I just saw a friend’s Facebook post announcing their new baby to the world. It of course included a shoutout to his wife who’d been incredible. She of course would have been, labour is hard. But so is miscarriage and those women, my wife included, never get the recognition for their bravery in the face of suffering with no happy ending.

It starts with small spots with blood. The first time it happened we tried to think of every reason to ignore it and Googled frantically for explanations that would normalise it. By our fourth miscarriage those few spots made what happened next feel almost inevitable. Medical professionals brush us off in various ways, politely or abruptly, because once a miscarriage has started there’s nothing they can do, but they don’t want to say that. Eventually the pain gets too much and we rush to Accident and Emergency. The junior doctor fumbles about, we’re at the bottom of his list because there’s nothing he can do, but he doesn’t want to say that. He’s too young to understand what he’s seeing and he’s overworked but the older female nurses stand silent with knowing looks on their faces, they recognise and feel the tragedy they are witnessing. The next bit is what most find unbelievable but I’ve seen it multiple times; my wife is very tough when it comes to pain but as the contractions kick in the morphine barely takes the edge off. By the sixth time we’re experts and ask for morphine upfront which makes me feel like some kind of drug user trying to scam meds out of the hospital but I can’t just come out and say “get out of here with your paracetamol”. I want to but I’m too British.

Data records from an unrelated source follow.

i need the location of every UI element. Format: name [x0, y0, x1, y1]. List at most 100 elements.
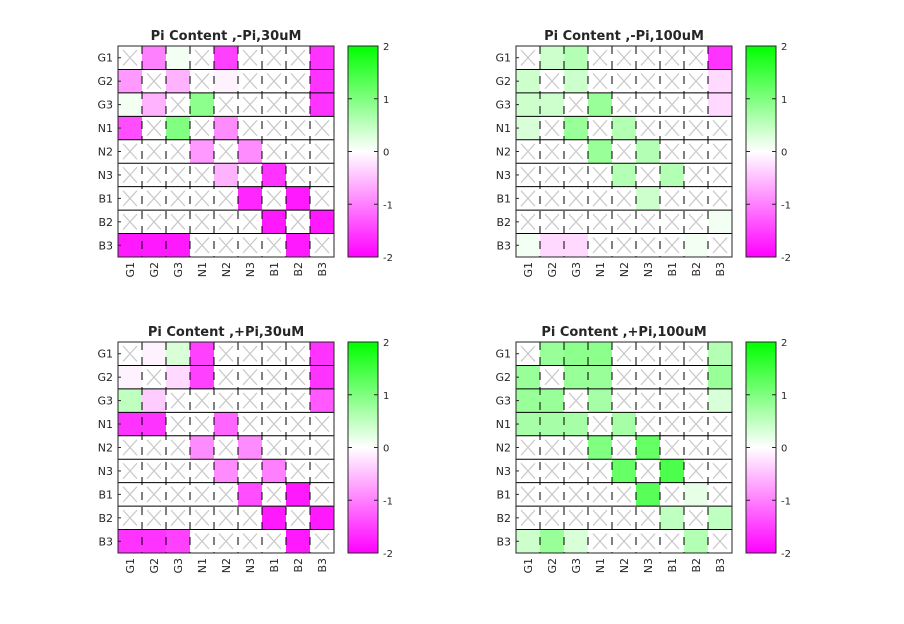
heatmap-cell	[540, 342, 564, 365]
x-tick-label: G3	[172, 262, 185, 278]
colorbar: 210-1-2	[348, 338, 393, 560]
x-tick-label: G1	[522, 558, 535, 574]
heatmap-cell	[540, 412, 564, 435]
x-tick-label: N2	[618, 262, 631, 277]
colorbar-tick-label: -2	[383, 549, 393, 560]
x-tick-label: N1	[594, 558, 607, 573]
heatmap-cell	[516, 93, 540, 116]
heatmap-cell	[142, 412, 166, 435]
heatmap-cell	[262, 506, 286, 529]
colorbar-gradient	[348, 342, 378, 553]
y-tick-label: G2	[97, 75, 113, 88]
y-tick-label: B2	[98, 216, 113, 229]
y-tick-label: N3	[496, 169, 511, 182]
heatmap-cell	[214, 69, 238, 92]
heatmap-cell	[286, 530, 310, 553]
heatmap-cell	[708, 46, 732, 69]
y-tick-label: B1	[98, 488, 113, 501]
heatmap-cell	[166, 342, 190, 365]
y-tick-label: B1	[98, 192, 113, 205]
x-tick-label: N1	[196, 558, 209, 573]
y-tick-label: G3	[495, 395, 511, 408]
heatmap-cell	[564, 116, 588, 139]
heatmap-cell	[516, 234, 540, 257]
heatmap-cell	[262, 210, 286, 233]
x-tick-label: B1	[268, 558, 281, 573]
heatmap-cell	[286, 187, 310, 210]
heatmap-cell	[540, 389, 564, 412]
x-tick-label: N3	[244, 558, 257, 573]
colorbar-gradient	[746, 342, 776, 553]
heatmap-cell	[708, 389, 732, 412]
y-tick-label: N2	[98, 146, 113, 159]
colorbar-tick-label: 0	[383, 148, 389, 159]
x-tick-label: N1	[196, 262, 209, 277]
heatmap-cell	[564, 69, 588, 92]
heatmap-cell	[118, 234, 142, 257]
heatmap-cell	[310, 365, 334, 388]
colorbar: 210-1-2	[746, 338, 791, 560]
heatmap-cell	[588, 140, 612, 163]
y-tick-label: B3	[496, 535, 511, 548]
chart-title: Pi Content ,+Pi,100uM	[541, 325, 706, 340]
colorbar-tick-label: 2	[781, 338, 787, 349]
heatmap-cell	[214, 116, 238, 139]
colorbar-tick-label: -1	[781, 200, 791, 211]
x-tick-label: N3	[642, 262, 655, 277]
heatmap-cell	[564, 412, 588, 435]
x-tick-label: N3	[642, 558, 655, 573]
colorbar-tick-label: 2	[383, 42, 389, 53]
y-tick-label: G1	[97, 348, 113, 361]
heatmap-cell	[588, 342, 612, 365]
heatmap-cell	[142, 342, 166, 365]
y-tick-label: N3	[98, 465, 113, 478]
x-tick-label: G1	[124, 262, 137, 278]
y-tick-label: B1	[496, 192, 511, 205]
y-tick-label: G1	[495, 348, 511, 361]
x-tick-label: B3	[316, 558, 329, 573]
heatmap-panel-1: Pi Content ,-Pi,30uM G1 G2 G3 N1 N2 N3 B1 B2 B3 G1…	[97, 29, 393, 278]
heatmap-cell	[142, 93, 166, 116]
heatmap-panel-2: Pi Content ,-Pi,100uMG1G2G3N1N2N3B1B2B3G…	[495, 29, 791, 278]
heatmap-cell	[612, 459, 636, 482]
y-tick-label: N2	[496, 442, 511, 455]
heatmap-cell	[142, 389, 166, 412]
chart-title: Pi Content ,-Pi,100uM	[544, 29, 704, 44]
heatmap-cell	[636, 187, 660, 210]
chart-title: Pi Content ,+Pi,30uM	[148, 325, 304, 340]
x-tick-label: B3	[714, 262, 727, 277]
y-tick-label: G2	[495, 371, 511, 384]
y-tick-label: N1	[496, 418, 511, 431]
heatmap-cell	[238, 483, 262, 506]
heatmap-cell	[564, 530, 588, 553]
heatmap-cell	[262, 459, 286, 482]
x-tick-label: B1	[666, 558, 679, 573]
heatmap-cell	[660, 459, 684, 482]
colorbar-tick-label: 1	[781, 391, 787, 402]
colorbar: 210-1-2	[746, 42, 791, 264]
colorbar-tick-label: -2	[383, 253, 393, 264]
y-tick-label: G2	[495, 75, 511, 88]
heatmap-cell	[214, 163, 238, 186]
y-tick-label: G1	[97, 52, 113, 65]
heatmap-cell	[516, 530, 540, 553]
x-tick-label: B2	[690, 558, 703, 573]
heatmap-cell	[540, 93, 564, 116]
y-tick-label: N1	[98, 418, 113, 431]
heatmap-cell	[612, 412, 636, 435]
heatmap-cell	[636, 140, 660, 163]
heatmap-cell	[588, 93, 612, 116]
x-tick-label: B2	[690, 262, 703, 277]
x-tick-label: G3	[570, 558, 583, 574]
colorbar-tick-label: -2	[781, 549, 791, 560]
x-tick-label: G1	[124, 558, 137, 574]
heatmap-cell	[684, 530, 708, 553]
heatmap-cell	[118, 116, 142, 139]
heatmap-cell	[310, 46, 334, 69]
x-tick-label: B2	[292, 262, 305, 277]
heatmap-cell	[214, 459, 238, 482]
colorbar-tick-label: -1	[781, 496, 791, 507]
heatmap-cell	[708, 342, 732, 365]
heatmap-cell	[166, 69, 190, 92]
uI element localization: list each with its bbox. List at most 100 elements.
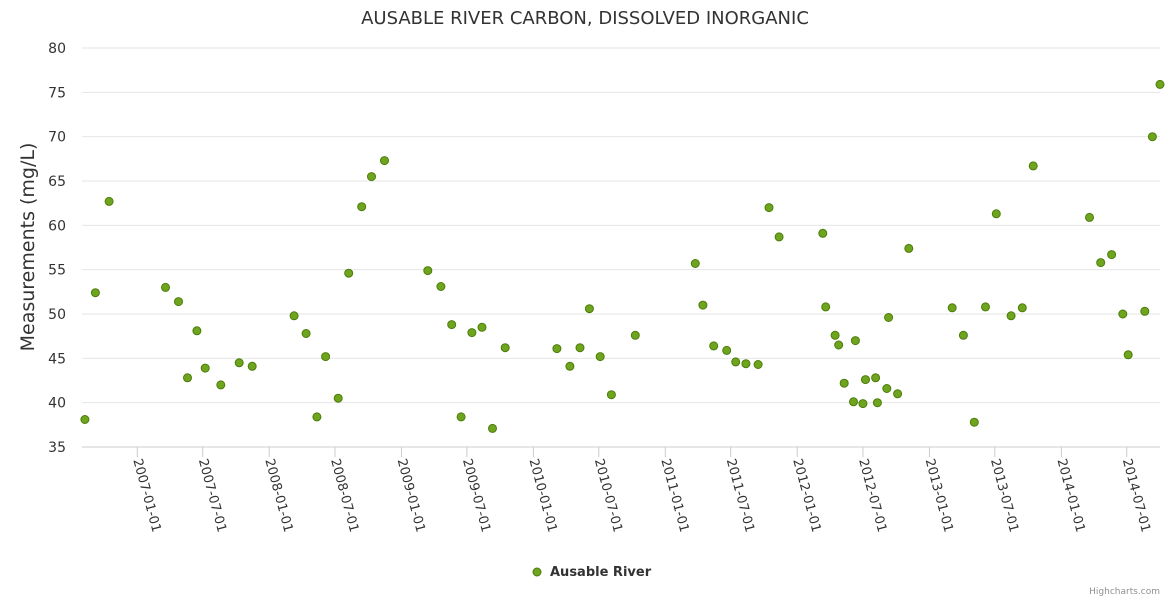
data-point[interactable] [969,417,979,427]
data-point[interactable] [436,282,446,291]
x-tick-label: 2010-01-01 [526,457,560,534]
data-point[interactable] [821,302,831,312]
data-point[interactable] [947,303,957,313]
data-point[interactable] [774,232,784,242]
data-point[interactable] [1118,309,1128,319]
data-point[interactable] [216,380,226,390]
legend-item-label[interactable]: Ausable River [550,565,652,580]
y-tick-label: 60 [48,218,66,234]
x-tick-label: 2008-07-01 [327,457,361,534]
data-point[interactable] [1085,212,1094,222]
data-point[interactable] [301,329,311,338]
data-point[interactable] [1155,79,1165,89]
x-tick-label: 2009-07-01 [459,457,493,534]
data-point[interactable] [575,343,585,353]
data-point[interactable] [321,352,331,362]
data-point[interactable] [367,172,376,182]
data-point[interactable] [183,373,192,383]
x-tick-label: 2011-07-01 [723,457,757,534]
data-point[interactable] [884,313,894,322]
data-point[interactable] [595,352,605,362]
data-point[interactable] [423,266,433,276]
data-point[interactable] [200,363,210,373]
data-point[interactable] [872,398,882,408]
data-point[interactable] [90,288,100,298]
data-point[interactable] [380,156,389,166]
data-point[interactable] [552,344,562,354]
x-tick-label: 2008-01-01 [261,457,295,534]
x-tick-label: 2013-07-01 [987,457,1021,534]
x-tick-label: 2012-07-01 [855,457,889,534]
y-tick-label: 65 [48,174,66,190]
data-point[interactable] [447,320,457,330]
data-point[interactable] [722,345,732,355]
y-tick-label: 40 [48,396,66,412]
data-point[interactable] [1006,311,1016,321]
data-point[interactable] [698,300,708,310]
data-point[interactable] [1107,250,1117,260]
x-tick-label: 2012-01-01 [789,457,823,534]
data-point[interactable] [850,336,860,346]
data-point[interactable] [467,328,477,338]
x-tick-label: 2010-07-01 [591,457,625,534]
data-point[interactable] [849,397,858,407]
data-point[interactable] [871,373,881,383]
data-point[interactable] [818,228,828,238]
data-point[interactable] [80,415,90,424]
data-point[interactable] [104,196,114,206]
data-point[interactable] [753,360,763,369]
data-point[interactable] [333,393,343,403]
data-point[interactable] [606,390,616,400]
data-point[interactable] [741,359,751,369]
data-point[interactable] [289,311,299,321]
data-point[interactable] [477,322,487,332]
x-tick-label: 2009-01-01 [394,457,428,534]
data-point[interactable] [882,384,892,393]
data-point[interactable] [709,341,719,351]
data-point[interactable] [565,361,575,371]
data-point[interactable] [839,378,849,388]
data-point[interactable] [247,361,257,371]
data-point[interactable] [584,304,594,314]
x-tick-label: 2007-01-01 [129,457,163,534]
data-point[interactable] [861,375,870,385]
data-point[interactable] [958,330,968,340]
y-tick-label: 70 [48,130,66,146]
data-point[interactable] [834,340,844,350]
data-point[interactable] [858,399,868,409]
y-axis: 35 40 45 50 55 60 65 70 75 80 [48,41,66,456]
data-point[interactable] [312,412,322,422]
data-point[interactable] [1123,350,1133,360]
data-point[interactable] [488,423,497,433]
data-point[interactable] [690,259,700,268]
data-point[interactable] [630,330,640,340]
data-point[interactable] [731,357,741,367]
data-point[interactable] [904,243,914,253]
data-point[interactable] [991,209,1001,219]
data-point[interactable] [1017,303,1027,313]
legend[interactable]: Ausable River [532,565,652,580]
data-point[interactable] [192,326,202,336]
data-point[interactable] [234,358,244,368]
data-point[interactable] [1028,161,1038,171]
grid [82,47,1160,448]
chart-title: AUSABLE RIVER CARBON, DISSOLVED INORGANI… [361,8,809,29]
credits-link[interactable]: Highcharts.com [1089,587,1160,597]
data-point[interactable] [1147,132,1157,142]
data-point[interactable] [500,343,510,353]
x-tick-label: 2013-01-01 [922,457,956,534]
data-point[interactable] [1096,258,1106,268]
data-point[interactable] [344,268,354,278]
data-point[interactable] [830,330,840,340]
data-point[interactable] [161,282,170,292]
legend-marker [532,567,542,577]
data-point[interactable] [981,302,990,312]
data-point[interactable] [1140,306,1150,316]
data-point[interactable] [893,389,903,399]
y-tick-label: 75 [48,85,66,101]
data-point[interactable] [174,297,183,307]
data-point[interactable] [764,203,774,213]
data-point[interactable] [456,412,466,422]
data-point[interactable] [357,202,367,212]
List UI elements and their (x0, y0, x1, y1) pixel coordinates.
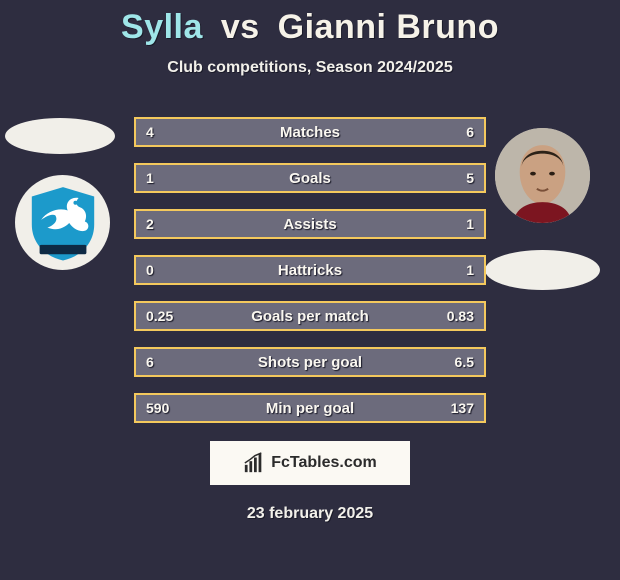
stat-row: 0.250.83Goals per match (134, 301, 486, 331)
stat-row: 01Hattricks (134, 255, 486, 285)
stat-value-right: 6 (456, 119, 484, 145)
stat-value-right: 1 (456, 257, 484, 283)
player2-avatar (495, 128, 590, 223)
stat-value-left: 590 (136, 395, 179, 421)
stat-value-left: 0.25 (136, 303, 183, 329)
comparison-date: 23 february 2025 (0, 505, 620, 523)
player-face-icon (495, 128, 590, 223)
stat-value-right: 137 (441, 395, 484, 421)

In that situation, no one is rushing onto Facebook or Instagram to say “she was incredible”. The first few times it happened to us we barely talked about it to each other. But she was incredible. All that pain and no joy at the end, rather the loss of a dream and a life. The pain of healthy childbirth is subsumed by the joy of new life but the pain of miscarriage is carried for life. As the years have gone on I have felt our loss more, not less. And it is in that very pain, not despite it, that Lizzie has gone on to help many others in the same situation. She got back late Saturday night (pretty exhausted) from a day helping women struggling with their own childlessness. All of them living with uncertainty and pain and Lizzie and other wonderful friends sat, listened to and helped them as much they could in one day.

Pain doesn’t automatically make you a saint. This is the other error we fall into; the moment someone is in serious health trouble they become perfect and we say nothing but good about them. Plenty of people have let their pain turn them bitter and angry. So this isn’t my application for an OBE for Lizzie but to give her that moment; that six times she was incredible too and in the years since she has been even more incredible. To all the women out there who have been through baby loss, you were incredible too. You are not alone. It’s okay to grieve. Your story matters.